Le Burkina Faso et le Niger, sans hauts responsables de l’ONU

Depuis les coups d’État au Burkina Faso et au Niger, plusieurs hauts fonctionnaires de l’ONU y ont également été expulsés. La coordinatrice de l’ONU, Barbara Manzi, a dû quitter le Burkina Faso en décembre 2022. À la mi-octobre, la junte militaire du Niger a expulsé Abdourahamane Tiani Louise Aubin, le plus haut représentant de l’ONU dans le pays. Un jour plus tôt, les États-Unis avaient annoncé qu’ils réduiraient leur aide économique de 500 millions de dollars.
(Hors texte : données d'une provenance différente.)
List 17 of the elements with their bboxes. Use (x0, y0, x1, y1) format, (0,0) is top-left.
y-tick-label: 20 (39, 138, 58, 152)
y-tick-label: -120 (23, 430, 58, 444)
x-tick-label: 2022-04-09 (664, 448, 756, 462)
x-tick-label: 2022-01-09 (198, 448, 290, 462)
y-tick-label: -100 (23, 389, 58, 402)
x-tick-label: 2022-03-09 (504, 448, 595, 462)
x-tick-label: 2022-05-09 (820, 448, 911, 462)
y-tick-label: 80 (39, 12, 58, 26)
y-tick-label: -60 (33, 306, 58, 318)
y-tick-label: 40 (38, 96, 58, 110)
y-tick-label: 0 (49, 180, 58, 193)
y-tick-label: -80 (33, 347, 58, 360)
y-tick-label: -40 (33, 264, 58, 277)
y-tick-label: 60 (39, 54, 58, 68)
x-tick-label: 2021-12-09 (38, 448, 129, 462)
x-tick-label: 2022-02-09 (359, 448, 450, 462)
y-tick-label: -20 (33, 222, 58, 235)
Paolo Cernuschi, directeur national de l’International Rescue Committee (IRC) au Niger, a déclaré : « Elle a eu l’occasion de tenir des discussions au plus haut niveau. Le dialogue deviendra plus difficile. Les organisations non gouvernementales doivent assumer ce rôle. » Les structures de l’ONU sont également importantes pour la coordination de l’aide.
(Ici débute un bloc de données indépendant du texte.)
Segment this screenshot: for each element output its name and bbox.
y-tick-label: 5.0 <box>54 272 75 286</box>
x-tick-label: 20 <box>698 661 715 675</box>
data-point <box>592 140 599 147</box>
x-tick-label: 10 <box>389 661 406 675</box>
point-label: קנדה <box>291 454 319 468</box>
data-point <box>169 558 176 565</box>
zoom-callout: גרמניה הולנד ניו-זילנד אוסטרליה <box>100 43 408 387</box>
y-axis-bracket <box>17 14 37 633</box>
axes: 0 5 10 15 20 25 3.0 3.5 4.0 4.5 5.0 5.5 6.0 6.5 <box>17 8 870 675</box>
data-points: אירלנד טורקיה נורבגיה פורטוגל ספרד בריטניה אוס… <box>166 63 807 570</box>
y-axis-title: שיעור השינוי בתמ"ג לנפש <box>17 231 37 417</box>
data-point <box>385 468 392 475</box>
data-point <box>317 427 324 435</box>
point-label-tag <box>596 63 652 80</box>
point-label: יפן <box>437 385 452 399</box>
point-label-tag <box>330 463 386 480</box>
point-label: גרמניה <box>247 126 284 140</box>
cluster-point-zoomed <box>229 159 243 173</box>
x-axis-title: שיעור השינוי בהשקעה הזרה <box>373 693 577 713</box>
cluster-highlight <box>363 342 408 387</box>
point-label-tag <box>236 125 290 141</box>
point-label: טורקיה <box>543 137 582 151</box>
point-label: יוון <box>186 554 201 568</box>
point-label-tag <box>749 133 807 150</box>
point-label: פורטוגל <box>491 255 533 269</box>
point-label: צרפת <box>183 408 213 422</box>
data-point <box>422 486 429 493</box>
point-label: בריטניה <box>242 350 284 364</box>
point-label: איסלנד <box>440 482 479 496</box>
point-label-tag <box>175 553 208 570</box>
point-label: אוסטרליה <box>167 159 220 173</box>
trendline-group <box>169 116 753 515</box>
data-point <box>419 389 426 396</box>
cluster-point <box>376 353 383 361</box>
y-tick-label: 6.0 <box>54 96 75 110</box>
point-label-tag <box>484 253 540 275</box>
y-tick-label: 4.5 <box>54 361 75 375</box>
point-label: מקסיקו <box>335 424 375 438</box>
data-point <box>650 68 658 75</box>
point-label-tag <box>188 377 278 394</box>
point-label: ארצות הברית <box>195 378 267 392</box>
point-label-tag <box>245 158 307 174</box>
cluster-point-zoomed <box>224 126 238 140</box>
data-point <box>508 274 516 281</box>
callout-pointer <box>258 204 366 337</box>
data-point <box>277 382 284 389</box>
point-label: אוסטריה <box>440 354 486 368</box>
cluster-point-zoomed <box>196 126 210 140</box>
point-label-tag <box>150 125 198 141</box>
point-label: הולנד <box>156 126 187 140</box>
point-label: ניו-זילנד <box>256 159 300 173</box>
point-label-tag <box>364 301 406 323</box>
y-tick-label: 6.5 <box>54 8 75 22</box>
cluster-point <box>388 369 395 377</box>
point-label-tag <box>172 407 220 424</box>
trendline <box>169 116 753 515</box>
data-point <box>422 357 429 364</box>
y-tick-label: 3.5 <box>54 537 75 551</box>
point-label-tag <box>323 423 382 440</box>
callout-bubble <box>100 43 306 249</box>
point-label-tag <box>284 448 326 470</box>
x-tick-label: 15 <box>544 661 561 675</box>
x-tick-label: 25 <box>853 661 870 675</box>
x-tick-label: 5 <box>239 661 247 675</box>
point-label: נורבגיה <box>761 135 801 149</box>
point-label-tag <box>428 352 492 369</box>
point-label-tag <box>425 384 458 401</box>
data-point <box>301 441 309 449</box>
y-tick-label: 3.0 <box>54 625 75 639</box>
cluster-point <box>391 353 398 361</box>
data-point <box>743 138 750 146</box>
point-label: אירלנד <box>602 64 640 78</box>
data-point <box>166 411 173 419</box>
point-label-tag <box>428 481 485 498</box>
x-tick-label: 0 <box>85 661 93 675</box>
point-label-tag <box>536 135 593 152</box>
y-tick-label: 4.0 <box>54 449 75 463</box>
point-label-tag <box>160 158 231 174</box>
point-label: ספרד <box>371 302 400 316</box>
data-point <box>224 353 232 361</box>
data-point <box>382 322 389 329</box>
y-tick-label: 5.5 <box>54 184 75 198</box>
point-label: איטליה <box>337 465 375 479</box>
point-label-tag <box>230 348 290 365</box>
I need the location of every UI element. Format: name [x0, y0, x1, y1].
Les organisations non gouvernementales ont des tâches supplémentaires. Depuis l’arrivée au pouvoir des militaires, de nombreux pays, dont l’Allemagne, ont suspendu leur coopération bilatérale avec le Niger. La ministre fédérale du Développement, Svenja Schulze, a annoncé en octobre que l’Allemagne s’appuierait de plus en plus sur les organisations non gouvernementales et qu’elle apporterait environ huit millions d’euros supplémentaires.

Le Niger est fortement dépendant des fonds internationaux. Selon les prévisions, bon 40 pour cent du budget 2023 de 5,3 milliards de dollars devrait être financé par les pays partenaires extérieurs.

Début octobre, la junte a annoncé qu’elle la réduirait d’environ 40 pour cent. Dans le même temps, la situation de l’offre se détériore. Les frontières du Niger avec le Bénin et le Nigeria restent fermées en raison des sanctions imposées par la Communauté économique des États de l’Afrique de l’Ouest (CEDEAO). Les marchandises en provenance de l’étranger qui autrement arriveraient au Niger via le port béninois de Cotonou doivent désormais être introduites dans le pays de manière compliquée et coûteuse via le Togo et le Burkina Faso.

« Les centres de santé que nous soutenons manquent de fournitures », déclare Cernuschi. Le problème pour tout le monde est la mauvaise alimentation électrique, qui est importante pour la chaîne du froid des vaccins – le Nigeria a coupé l’alimentation électrique du Niger. Combler les pannes à l’aide de générateurs diesel coûte cher.

Les espèces se raréfient également et les transferts deviennent de plus en plus compliqués. Au Niger, une grande partie de l’aide aux plus pauvres est fournie sous forme d’argent liquide : les bénéficiaires décident eux-mêmes de ce dont ils ont le plus besoin et l’achètent sur les marchés locaux, ce qui est plus efficace et moins cher que si les organisations d’aide extérieure achètent puis distribuent. Mais quand on manque d’argent, cela devient plus difficile. « L’aide devient de plus en plus chère et en même temps les besoins augmentent. La pression sur nous augmente», déclare Cernuschi.